Figure 8. EZH2^ΔSET deletion increases ADM in the absence of the tissue microenvironment.

(A) Experimental design for acinar cell isolation and embedding into collagen 22 days after KRAS^G12D induction. (B) Representative images of cell clusters 3 and 7 days after acinar cell isolation. Genotypes are indicated. Scale bar: 100 μm. (C) Quantification of the percentage of cell clusters with visible ADM, 1–9 days after acinar cell isolation. Fifty or more clusters were counted for each condition. Data are shown as mean ± SEM (n = 2 for Mist1^creERT/– KRAS^G12D, n = 3 mice for KRAS^G12DEzh2^ΔSET, n = 4 mice for KRAS^G12D, n = 5 mice for Ezh2^ΔSET, n = 6 mice for control, and n = 7 mice for MKE). (D) Representative images of control acinar after 7 days of treatment with increasing amounts of EZH2 inhibitor EPZ6438. Scale bar: 100 μm. (E) Quantification of 50+ acinar clusters for each condition. Data are shown as mean ± SEM. n = 3. In all cases, significance was measured by a repeated measures 1-way ANOVA followed by Dunnett’s correction. *P ≤ 0.05, **P ≤ 0.01, ***P < 0.001.

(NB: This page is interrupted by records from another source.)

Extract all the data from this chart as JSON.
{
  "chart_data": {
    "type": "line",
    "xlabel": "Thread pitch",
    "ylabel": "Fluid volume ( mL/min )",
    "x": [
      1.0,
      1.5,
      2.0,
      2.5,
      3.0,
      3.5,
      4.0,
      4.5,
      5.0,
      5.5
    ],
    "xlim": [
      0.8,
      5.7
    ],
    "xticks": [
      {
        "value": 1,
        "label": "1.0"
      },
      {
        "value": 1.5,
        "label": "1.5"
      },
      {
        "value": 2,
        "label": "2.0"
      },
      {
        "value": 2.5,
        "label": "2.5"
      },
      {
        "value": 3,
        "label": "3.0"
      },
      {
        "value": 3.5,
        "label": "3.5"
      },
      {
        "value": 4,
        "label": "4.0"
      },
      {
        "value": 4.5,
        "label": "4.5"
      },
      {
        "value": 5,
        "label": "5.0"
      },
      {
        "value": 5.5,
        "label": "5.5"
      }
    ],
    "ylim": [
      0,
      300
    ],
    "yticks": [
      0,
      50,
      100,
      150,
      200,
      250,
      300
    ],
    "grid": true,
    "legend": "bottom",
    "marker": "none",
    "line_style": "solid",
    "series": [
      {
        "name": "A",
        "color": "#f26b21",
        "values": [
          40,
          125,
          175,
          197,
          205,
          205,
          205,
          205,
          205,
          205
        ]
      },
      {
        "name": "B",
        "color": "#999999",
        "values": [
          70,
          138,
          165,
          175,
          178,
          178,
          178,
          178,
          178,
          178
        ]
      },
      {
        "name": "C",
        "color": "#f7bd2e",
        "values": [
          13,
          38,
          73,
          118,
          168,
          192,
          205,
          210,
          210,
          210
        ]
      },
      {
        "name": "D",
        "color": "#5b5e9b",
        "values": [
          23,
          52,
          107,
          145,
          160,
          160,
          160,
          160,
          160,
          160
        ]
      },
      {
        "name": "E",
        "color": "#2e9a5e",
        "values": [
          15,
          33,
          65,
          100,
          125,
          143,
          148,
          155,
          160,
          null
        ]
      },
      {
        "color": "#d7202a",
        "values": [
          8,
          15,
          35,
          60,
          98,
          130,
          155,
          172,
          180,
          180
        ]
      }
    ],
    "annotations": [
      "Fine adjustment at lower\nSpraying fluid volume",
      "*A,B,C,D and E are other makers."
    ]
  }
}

Figure 9. EZH2^ΔSET deletion has different cell autonomous roles depending on the context in which KRAS^G12D is expressed.

(A) Morphology of KRAS^G12D, KRAS^G12DEzh2^ΔSET, and MKE tissue 2 weeks after induction of CIP. Scale bar: 500 μm (left images), 100 μm (right images). (B) Representative images of organoids cultured in matrigel 1, 7, and 11 days after isolation. Cells were seeded at 5,000 cells. Genotypes are indicated. Scale bar: 2.4 mm. (C) Representative images of organoids 0, 5, and 7 days after first passage. Cells were seeded at 5,000 cells. Scale bar: 2.4 mm. (D) Quantification of organoid area 5 and 7 days after passage for KRAS^G12D, KRAS^G12DEzh2^ΔSET, and MKE cultures. Data represent mean ± 95% CI. Number of organoids assessed is indicated above each data point. Significance was measured by 2-way ANOVA followed by Tukey’s correction. ***P ≤ 0.001.